These Shortbread Cookie Bars skew a little more tender and melt-in-your-mouth thanks to one key swap: using confectioners’ sugar instead of granulated sugar. Because it dissolves instantly into the softened butter, confectioners’ sugar creates a super smooth dough and a finer, more delicate crumb. Like most shortbread, the dough comes together with almost no effort—no chill time, no rolling. You’re just pressing it into the pan, which minimizes gluten development and gives you that characteristic sandy texture. Docking the dough with a fork isn’t just decorative; it lets steam escape so the slab bakes evenly rather than puffing up in spots.
Shortbread Cookie Bars
Ingredients
Shortbread:
- 1½ cups (340 grams) salted butter, softened
- 1 cup (120 grams) confectioners’ sugar
- 1 tablespoon (13 grams) vanilla extract
- 3 cups (375 grams) all-purpose flour
- 1 teaspoon kosher salt
Buttercream:
- 1 cup (227 grams) salted butter, softened
- 4 cups (480 grams) confectioners’ sugar
- ½ teaspoon kosher salt
- 2 tablespoons (30 grams) whole milk
- 2 teaspoons (8 grams) vanilla extract
- Garnish: assorted sprinkles
Instructions
- Preheat oven to 325°F (170°C). Line an 8-inch square baking pan with parchment paper, letting excess extend over all sides of pan.
- For shortbread: In the bowl of a stand mixer fitted with the paddle attachment, beat butter and confectioners’ sugar at medium speed until creamy, 3 to 4 minutes, stopping to scrape sides of bowl. Beat in vanilla.
- In a medium bowl, whisk together flour and salt. With mixer on low speed, gradually add flour mixture to butter mixture, beating until dough comes together and stopping to scrape bottom and sides of bowl. Press dough into prepared pan. Prick dough all over with a fork.
- Bake until lightly browned and an instant-read thermometer inserted in center registers 200°F (93°C) to 205°F (96°C), 30 to 35 minutes. Let cool completely in pan on a wire rack.
- For buttercream: In the bowl of a stand mixer fitted with the paddle attachment, beat butter at medium speed until creamy, 1 to 2 minutes.
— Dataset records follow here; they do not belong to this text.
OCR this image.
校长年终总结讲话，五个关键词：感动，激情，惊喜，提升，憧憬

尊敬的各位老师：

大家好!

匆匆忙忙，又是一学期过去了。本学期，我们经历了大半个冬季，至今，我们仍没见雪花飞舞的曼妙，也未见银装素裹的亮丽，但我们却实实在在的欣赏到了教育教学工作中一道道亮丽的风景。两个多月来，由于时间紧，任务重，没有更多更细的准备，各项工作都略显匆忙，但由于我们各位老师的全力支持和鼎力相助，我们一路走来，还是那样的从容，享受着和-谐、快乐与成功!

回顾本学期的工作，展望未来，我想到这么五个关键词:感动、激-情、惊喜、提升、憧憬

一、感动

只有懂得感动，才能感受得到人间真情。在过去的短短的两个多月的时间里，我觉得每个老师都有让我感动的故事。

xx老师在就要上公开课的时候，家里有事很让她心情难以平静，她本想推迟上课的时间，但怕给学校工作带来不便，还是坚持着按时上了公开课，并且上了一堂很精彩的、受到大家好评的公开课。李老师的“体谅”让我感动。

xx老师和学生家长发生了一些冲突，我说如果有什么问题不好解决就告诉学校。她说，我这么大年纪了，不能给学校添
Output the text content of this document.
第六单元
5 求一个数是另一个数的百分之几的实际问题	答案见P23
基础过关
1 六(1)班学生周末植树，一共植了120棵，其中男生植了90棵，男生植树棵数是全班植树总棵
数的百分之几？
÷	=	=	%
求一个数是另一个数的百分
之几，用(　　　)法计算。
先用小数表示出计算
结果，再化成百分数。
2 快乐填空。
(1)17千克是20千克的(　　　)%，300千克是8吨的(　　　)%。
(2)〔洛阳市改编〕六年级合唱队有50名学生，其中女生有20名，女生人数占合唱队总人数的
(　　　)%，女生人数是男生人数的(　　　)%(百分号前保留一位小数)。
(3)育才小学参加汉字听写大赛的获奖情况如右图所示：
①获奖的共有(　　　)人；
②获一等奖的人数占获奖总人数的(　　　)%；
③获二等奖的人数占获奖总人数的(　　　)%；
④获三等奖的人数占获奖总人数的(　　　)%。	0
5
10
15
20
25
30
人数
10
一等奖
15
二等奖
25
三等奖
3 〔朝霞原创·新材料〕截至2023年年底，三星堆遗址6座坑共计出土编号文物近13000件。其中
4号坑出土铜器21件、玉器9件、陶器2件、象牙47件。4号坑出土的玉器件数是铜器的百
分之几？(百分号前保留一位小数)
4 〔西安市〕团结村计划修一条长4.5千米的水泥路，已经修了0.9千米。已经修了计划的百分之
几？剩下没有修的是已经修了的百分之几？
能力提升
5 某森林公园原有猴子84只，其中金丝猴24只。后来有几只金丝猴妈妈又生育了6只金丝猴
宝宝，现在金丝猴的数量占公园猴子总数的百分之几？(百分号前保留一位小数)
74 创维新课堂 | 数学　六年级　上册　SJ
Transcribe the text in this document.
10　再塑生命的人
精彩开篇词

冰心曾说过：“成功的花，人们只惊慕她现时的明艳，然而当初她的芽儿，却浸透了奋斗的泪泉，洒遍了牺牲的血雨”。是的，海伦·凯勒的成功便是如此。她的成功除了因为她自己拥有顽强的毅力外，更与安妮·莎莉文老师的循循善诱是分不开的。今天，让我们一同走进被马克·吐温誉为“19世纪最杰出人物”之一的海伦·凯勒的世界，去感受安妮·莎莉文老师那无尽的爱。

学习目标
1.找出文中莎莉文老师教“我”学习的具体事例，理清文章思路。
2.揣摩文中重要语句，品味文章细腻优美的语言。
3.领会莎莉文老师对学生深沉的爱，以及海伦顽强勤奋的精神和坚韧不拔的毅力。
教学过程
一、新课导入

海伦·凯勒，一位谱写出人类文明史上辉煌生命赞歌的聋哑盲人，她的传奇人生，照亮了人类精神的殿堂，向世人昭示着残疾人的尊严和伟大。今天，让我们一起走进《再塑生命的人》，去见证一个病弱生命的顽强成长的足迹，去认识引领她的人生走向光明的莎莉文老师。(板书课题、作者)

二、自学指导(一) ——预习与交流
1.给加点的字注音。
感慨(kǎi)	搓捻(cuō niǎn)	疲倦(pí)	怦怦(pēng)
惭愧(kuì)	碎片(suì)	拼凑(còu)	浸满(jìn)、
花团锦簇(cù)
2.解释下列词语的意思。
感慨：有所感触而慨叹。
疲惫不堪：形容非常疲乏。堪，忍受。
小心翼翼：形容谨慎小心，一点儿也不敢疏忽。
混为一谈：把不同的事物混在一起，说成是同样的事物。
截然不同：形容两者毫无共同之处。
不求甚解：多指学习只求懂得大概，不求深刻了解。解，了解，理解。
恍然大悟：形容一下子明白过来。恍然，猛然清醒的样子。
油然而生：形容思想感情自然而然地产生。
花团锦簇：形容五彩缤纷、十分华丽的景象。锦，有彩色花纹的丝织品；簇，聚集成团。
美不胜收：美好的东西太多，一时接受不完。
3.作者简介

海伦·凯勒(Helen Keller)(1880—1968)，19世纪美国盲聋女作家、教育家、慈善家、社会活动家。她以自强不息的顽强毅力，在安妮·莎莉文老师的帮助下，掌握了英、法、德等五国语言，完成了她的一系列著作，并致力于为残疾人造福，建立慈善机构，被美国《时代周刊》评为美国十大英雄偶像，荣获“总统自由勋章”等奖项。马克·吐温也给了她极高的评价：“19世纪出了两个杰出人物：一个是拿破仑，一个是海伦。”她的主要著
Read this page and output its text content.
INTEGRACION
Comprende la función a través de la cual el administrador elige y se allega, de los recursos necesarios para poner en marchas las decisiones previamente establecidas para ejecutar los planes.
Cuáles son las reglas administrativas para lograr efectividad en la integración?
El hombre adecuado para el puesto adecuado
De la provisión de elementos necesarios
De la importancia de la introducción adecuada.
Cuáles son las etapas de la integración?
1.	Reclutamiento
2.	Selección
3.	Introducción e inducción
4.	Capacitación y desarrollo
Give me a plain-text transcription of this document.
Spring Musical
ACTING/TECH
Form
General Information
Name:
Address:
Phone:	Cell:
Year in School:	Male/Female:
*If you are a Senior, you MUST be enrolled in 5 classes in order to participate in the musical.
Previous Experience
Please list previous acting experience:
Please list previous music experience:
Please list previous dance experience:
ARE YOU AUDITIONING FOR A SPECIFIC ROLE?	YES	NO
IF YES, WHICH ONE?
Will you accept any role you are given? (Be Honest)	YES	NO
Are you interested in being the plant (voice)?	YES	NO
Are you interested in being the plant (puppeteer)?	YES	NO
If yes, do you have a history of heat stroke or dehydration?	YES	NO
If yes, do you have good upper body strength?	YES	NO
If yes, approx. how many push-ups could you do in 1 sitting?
With mixer on low speed, gradually add confectioners’ sugar and salt, beating until smooth and stopping to scrape bottom and sides of bowl. Add milk and vanilla, beating until smooth and stopping to scrape sides of bowl. Increase mixer speed to high, and beat until light and fl u  y, about 2 minutes.
- Spread buttercream onto cooled shortbread. Garnish with sprinkles, if desired. Using excess parchment as handles, remove from pan, and cut into bars. Store in an airtight container for up to 3 days.